If you’ve tried all kinds of hair treatments and other ad hoc measures to stop your hair loss and it’s still continuing, the only solution that will end your obsessing over your own hair loss will be to just accept it and shave your head bald, as bald as you can.
Embrace your baldness. Let your baldness become a positive obsession. By this I mean, look for ways to enhance your bald look.
Build up your body, change your image, dress better. Focus on things that truly matter in life, for example, like your personal and professional goals.
Obsess over things you can control, not over something as silly as hair loss, which you can’t.
Hair loss anxiety fatigue.
There will come a point when you will experience hair loss anxiety fatigue. This means that you will become so exhausted by worrying about your hair loss that you will just throw up your hands and give up.
This could be a good thing or a bad thing.
It could be a bad thing, if you simply just throw up your hands and accept your fate as a bald man and let the rest of yourself go and become mediocre.
However, this exhaustion and fatigue will also make you hit rock bottom and perhaps force you to climb your way back up to the top.
You climb your way back to the top by finally accepting your male pattern baldness. Then embracing it by shaving your head and finally owning it.
You can use your hair loss anxiety fatigue as a springboard to evolve into a better, stronger and much more confident man than you’ve ever been before.

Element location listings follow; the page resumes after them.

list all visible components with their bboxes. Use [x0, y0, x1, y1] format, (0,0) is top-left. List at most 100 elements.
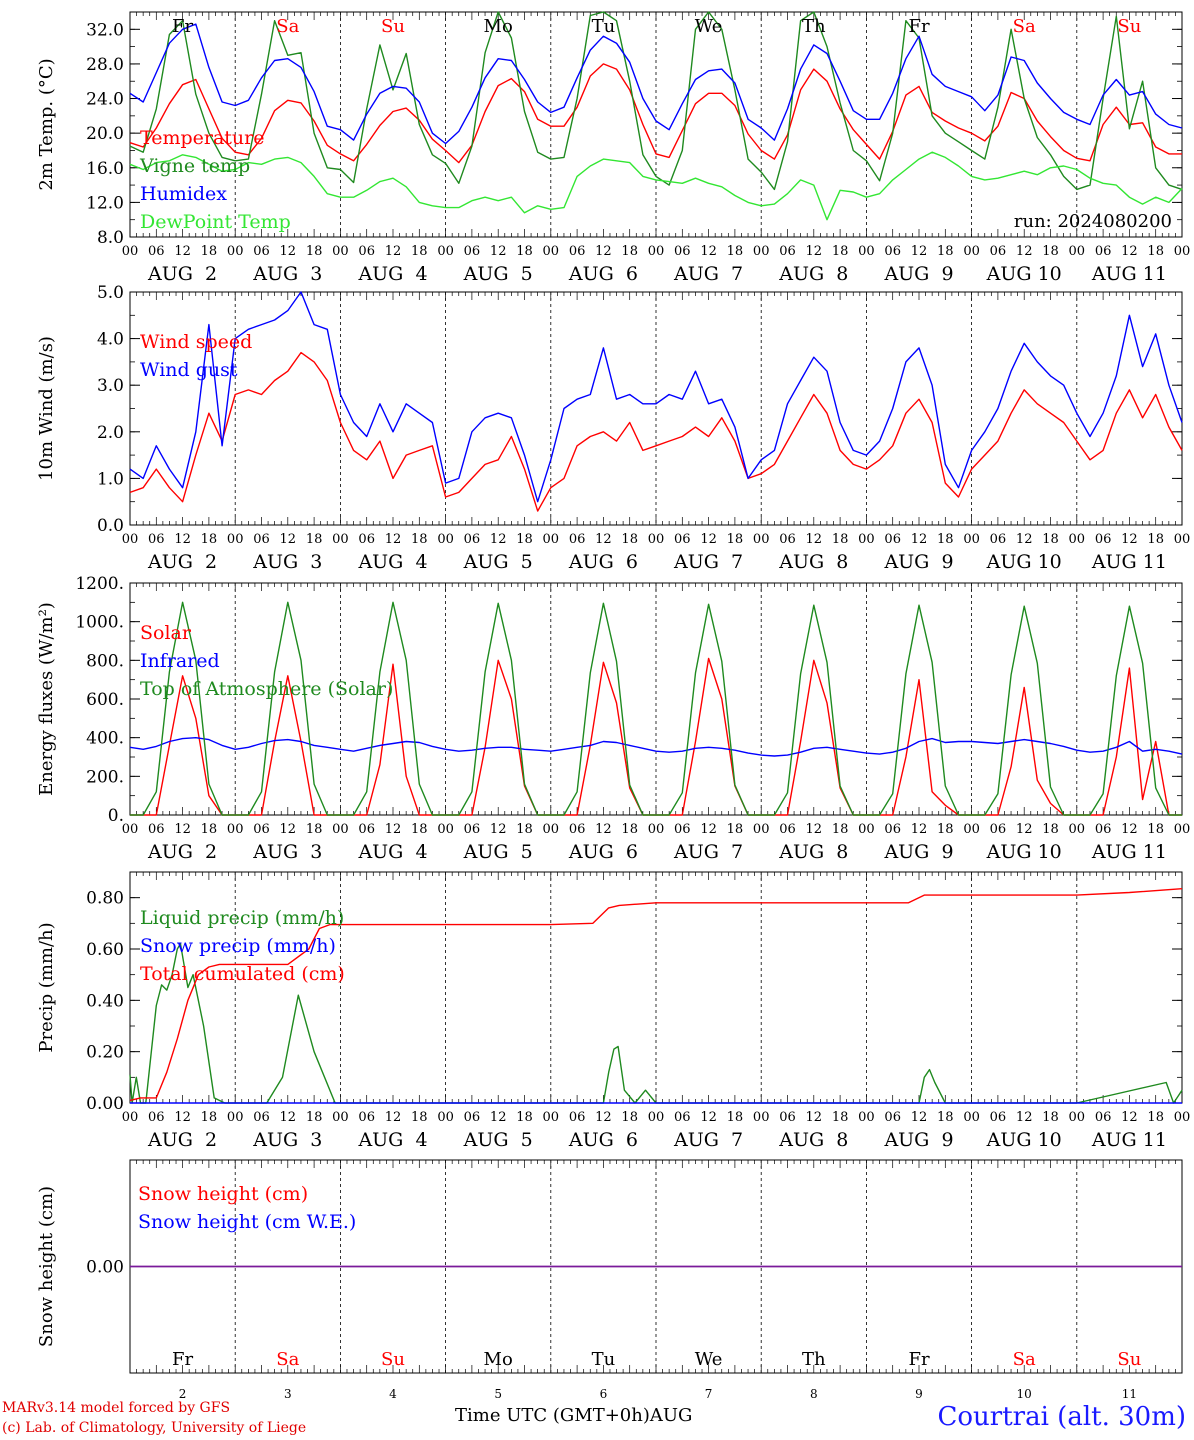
x-hour-label: 18: [1147, 532, 1164, 547]
x-hour-label: 06: [464, 822, 481, 837]
x-hour-label: 00: [332, 822, 349, 837]
x-hour-label: 12: [490, 1110, 507, 1125]
x-hour-label: 18: [1147, 822, 1164, 837]
x-hour-label: 06: [464, 244, 481, 259]
x-hour-label: 06: [779, 822, 796, 837]
x-date-label: AUG 8: [778, 551, 848, 573]
x-hour-label: 18: [411, 532, 428, 547]
x-hour-label: 06: [253, 532, 270, 547]
x-hour-label: 00: [1069, 244, 1086, 259]
panel-precip: 0.00 0.20 0.40 0.60 0.80 Precip (mm/h) Liquid …: [36, 871, 1190, 1151]
y-tick-label: 32.0: [86, 20, 124, 40]
x-hour-label: 12: [700, 532, 717, 547]
x-hour-label: 18: [516, 532, 533, 547]
x-date-label: AUG 2: [147, 263, 217, 285]
run-annotation: run: 2024080200: [1014, 211, 1172, 232]
x-hour-label: 00: [858, 1110, 875, 1125]
series-line-wind-gust: [129, 291, 1183, 503]
x-date-label: AUG 7: [673, 551, 743, 573]
x-hour-label: 06: [569, 244, 586, 259]
x-hour-label: 06: [674, 1110, 691, 1125]
x-hour-label: 00: [1069, 822, 1086, 837]
x-hour-label: 12: [700, 1110, 717, 1125]
x-hour-label: 06: [569, 532, 586, 547]
x-hour-label: 00: [1069, 532, 1086, 547]
x-hour-label: 06: [990, 822, 1007, 837]
x-hour-label: 18: [516, 244, 533, 259]
x-hour-label: 00: [543, 532, 560, 547]
series-line-infrared: [129, 737, 1183, 757]
day-number-label: 9: [915, 1387, 923, 1401]
x-hour-label: 00: [963, 532, 980, 547]
x-hour-label: 12: [595, 244, 612, 259]
x-hour-label: 18: [1042, 1110, 1059, 1125]
x-date-label: AUG 4: [357, 551, 427, 573]
y-tick-label: 800.: [86, 651, 124, 671]
x-hour-label: 12: [490, 822, 507, 837]
x-hour-label: 18: [1042, 532, 1059, 547]
x-hour-label: 00: [227, 532, 244, 547]
x-hour-label: 00: [227, 1110, 244, 1125]
x-hour-label: 18: [516, 822, 533, 837]
x-hour-label: 12: [595, 1110, 612, 1125]
x-hour-label: 00: [858, 244, 875, 259]
x-hour-label: 06: [253, 244, 270, 259]
x-hour-label: 00: [963, 1110, 980, 1125]
x-hour-label: 06: [1095, 822, 1112, 837]
y-tick-label: 0.60: [86, 940, 124, 960]
y-tick-label: 20.0: [86, 124, 124, 144]
weekday-label: Sa: [276, 1349, 299, 1370]
x-hour-label: 06: [1095, 532, 1112, 547]
weekday-label: Fr: [908, 16, 929, 37]
day-number-label: 3: [284, 1387, 292, 1401]
x-hour-label: 00: [858, 822, 875, 837]
y-tick-label: 0.: [108, 806, 124, 826]
x-hour-label: 06: [779, 532, 796, 547]
x-hour-label: 18: [727, 244, 744, 259]
y-tick-label: 0.00: [86, 1094, 124, 1114]
legend-entry: Infrared: [140, 650, 220, 672]
x-date-label: AUG 6: [568, 841, 638, 863]
x-hour-label: 06: [990, 244, 1007, 259]
x-hour-label: 18: [306, 532, 323, 547]
x-date-label: AUG 2: [147, 1129, 217, 1151]
x-hour-label: 00: [648, 1110, 665, 1125]
x-hour-label: 06: [674, 244, 691, 259]
x-hour-label: 06: [253, 822, 270, 837]
x-hour-label: 18: [1042, 822, 1059, 837]
y-axis-label: Precip (mm/h): [36, 922, 57, 1052]
x-date-label: AUG 4: [357, 263, 427, 285]
x-hour-label: 18: [201, 1110, 218, 1125]
day-number-label: 7: [705, 1387, 713, 1401]
y-tick-label: 5.0: [97, 283, 124, 303]
x-hour-label: 06: [358, 1110, 375, 1125]
x-hour-label: 06: [569, 822, 586, 837]
x-hour-label: 12: [911, 1110, 928, 1125]
x-date-label: AUG 3: [252, 1129, 322, 1151]
x-hour-label: 18: [621, 1110, 638, 1125]
weekday-label: Fr: [908, 1349, 929, 1370]
x-hour-label: 18: [201, 822, 218, 837]
legend-entry: Wind speed: [140, 331, 252, 353]
x-hour-label: 12: [280, 532, 297, 547]
x-hour-label: 06: [148, 532, 165, 547]
x-date-label: AUG 5: [463, 263, 533, 285]
y-tick-label: 4.0: [97, 330, 124, 350]
x-hour-label: 12: [490, 244, 507, 259]
x-hour-label: 18: [937, 244, 954, 259]
y-tick-label: 8.0: [97, 228, 124, 248]
y-tick-label: 0.00: [86, 1258, 124, 1278]
day-number-label: 11: [1122, 1387, 1137, 1401]
panel-wind: 0.0 1.0 2.0 3.0 4.0 5.0 10m Wind (m/s) Wind spe…: [36, 283, 1190, 573]
y-axis-label: 2m Temp. (°C): [36, 58, 57, 190]
day-number-label: 2: [179, 1387, 187, 1401]
x-hour-label: 18: [727, 1110, 744, 1125]
x-hour-label: 06: [674, 532, 691, 547]
x-hour-label: 06: [1095, 244, 1112, 259]
x-hour-label: 12: [1016, 1110, 1033, 1125]
x-hour-label: 06: [1095, 1110, 1112, 1125]
x-hour-label: 12: [806, 1110, 823, 1125]
x-hour-label: 06: [358, 244, 375, 259]
x-hour-label: 18: [832, 822, 849, 837]
series-line-wind-speed: [129, 351, 1183, 512]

Will hair loss from anxiety grow back?
If your hair loss is due to an abnormal level of anxiety caused by other factors than male pattern baldness then more than likely, the hair loss or the hair that has been lost will grow back.
It’s always best to get a proper diagnosis by a qualified dermatologist to find the cause of your hair loss.
They can then either treat you for the hair loss or more than likely, since anxiety will be caused by other factors that are beyond a dermatologist’s sphere of expertise, they will then refer you to someone who can best alleviate your anxiety.
Once your anxiety has been alleviated, your hair should grow back.
Fear of losing your hair? The solution.
The final solution that will cure your fear of losing your hair is simply to shave it off. How can you fear something that no longer exists.
You must face reality, face the fact that you are losing your hair and beat nature to the punch. Finishing the job that mother nature intended. That is for you to become bald.
So shave your head and as Charles Barkley says, “come home”.